Shadows of Ecstasy: a review of sorts

Shadows of EcstasyShadows of Ecstasy by Charles Walter Stansby Williams
My rating: 3 of 5 stars

I love Charles Williams' books.  Everyone who knows me knows this.  Others may think them strange or obscure, but I find them pulsing with life and power.  They remind me, in language that transcends knowing, what it is that I'd forgotten I'm looking for.

Honestly, though, I didn't know what to do with this book.  Normally I like Williams' ambiguity -- I think it's part of his stories' power.  I wouldn't say that I DIDN'T like it this time, only that it left me perplexed and confused, shaken and unsure.

Is Considine an antichrist or a returned messiah?  Does it even matter?  To some degree, it seems irrelevant to the story's point.  A story that is about living in an ambiguous world, where no morality is certain, out of the necessity of your own being.  Living the life you have to, in the face of the choices you can't control.

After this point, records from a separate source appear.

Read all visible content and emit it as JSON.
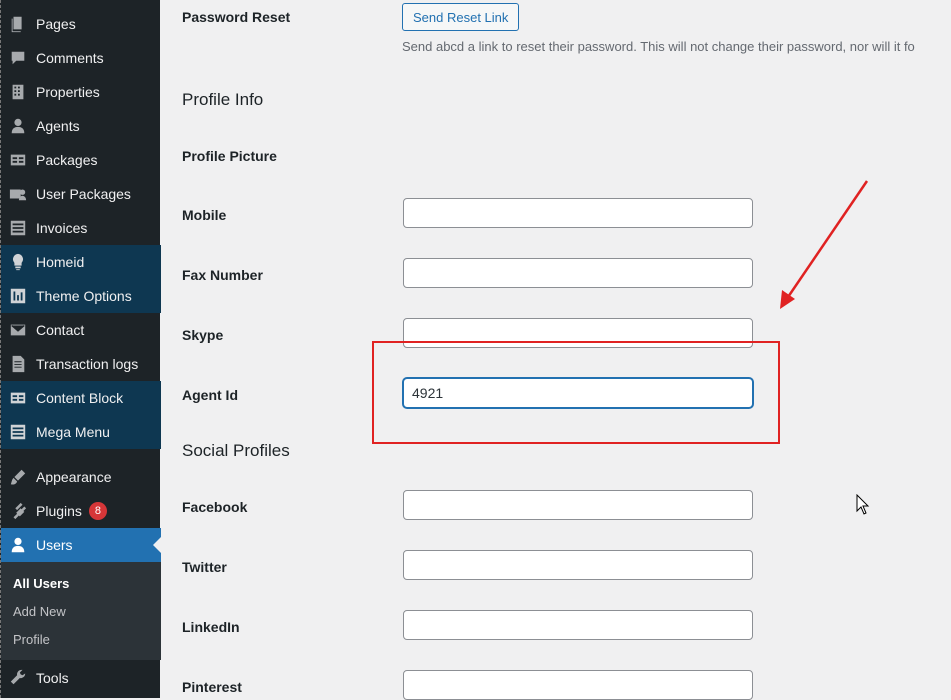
{
  "sidebar": {
    "items": [
      {
        "label": "Pages",
        "icon": "pages-icon"
      },
      {
        "label": "Comments",
        "icon": "comments-icon"
      },
      {
        "label": "Properties",
        "icon": "properties-icon"
      },
      {
        "label": "Agents",
        "icon": "agents-icon"
      },
      {
        "label": "Packages",
        "icon": "packages-icon"
      },
      {
        "label": "User Packages",
        "icon": "user-packages-icon"
      },
      {
        "label": "Invoices",
        "icon": "invoices-icon"
      },
      {
        "label": "Homeid",
        "icon": "lightbulb-icon"
      },
      {
        "label": "Theme Options",
        "icon": "theme-options-icon"
      },
      {
        "label": "Contact",
        "icon": "envelope-icon"
      },
      {
        "label": "Transaction logs",
        "icon": "transaction-logs-icon"
      },
      {
        "label": "Content Block",
        "icon": "content-block-icon"
      },
      {
        "label": "Mega Menu",
        "icon": "mega-menu-icon"
      },
      {
        "label": "Appearance",
        "icon": "brush-icon"
      },
      {
        "label": "Plugins",
        "icon": "plugin-icon",
        "badge": "8"
      },
      {
        "label": "Users",
        "icon": "user-icon"
      },
      {
        "label": "Tools",
        "icon": "wrench-icon"
      }
    ],
    "submenu": [
      "All Users",
      "Add New",
      "Profile"
    ]
  },
  "main": {
    "password_reset": {
      "label": "Password Reset",
      "button": "Send Reset Link",
      "description": "Send abcd a link to reset their password. This will not change their password, nor will it fo"
    },
    "profile_info": {
      "heading": "Profile Info",
      "profile_picture_label": "Profile Picture",
      "mobile": {
        "label": "Mobile",
        "value": ""
      },
      "fax": {
        "label": "Fax Number",
        "value": ""
      },
      "skype": {
        "label": "Skype",
        "value": ""
      },
      "agent_id": {
        "label": "Agent Id",
        "value": "4921"
      }
    },
    "social_profiles": {
      "heading": "Social Profiles",
      "facebook": {
        "label": "Facebook",
        "value": ""
      },
      "twitter": {
        "label": "Twitter",
        "value": ""
      },
      "linkedin": {
        "label": "LinkedIn",
        "value": ""
      },
      "pinterest": {
        "label": "Pinterest",
        "value": ""
      }
    }
  },
  "colors": {
    "sidebar_bg": "#1d2327",
    "highlight_bg": "#0e3751",
    "active_bg": "#2271b1",
    "annotation_red": "#e02222",
    "badge_red": "#d63638"
  }
}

The problem with this is two-fold: 1. Is evil and goodness truly such a matter of relativity?  Is physical action, such as murder, truly irrelevant if the perpetrator burns with what, for lack of other words, seems terrifying similar to the Joy of the Lord and the Glory of God?  And while it's easy to thrust this back into our black and white understanding, and declare "NEVER!" what do we do with those Old Testament passages in which the prophets, and the God that they serve, seem to burn with just such joy, and act with just such a terrifying mix of innocence and violence?  2. Most of Williams books, the scholars agree, are ultimately about coinherence -- the beautiful mystery of unity.  What does one do with a book, thrust in the middle of this collection, that seems to be about the necessity of living first and foremost for oneself?  Of turning everything that is experienced inward, for personal power and gain?  And the one antithesis to this -- Isabel who lives only for the other -- encourages her husband down its path, because it is what his soul craves.  Yet if he were to succeed in his quest, it would separate him from that which makes him whole.

Who is the hero, who the villain?  Who's path is righteous, who's selfish?  Who makes the right choices, who the wrong?  And what ending are we supposed to hope for?  Williams doesn't tell us, and sometimes I wonder, does God?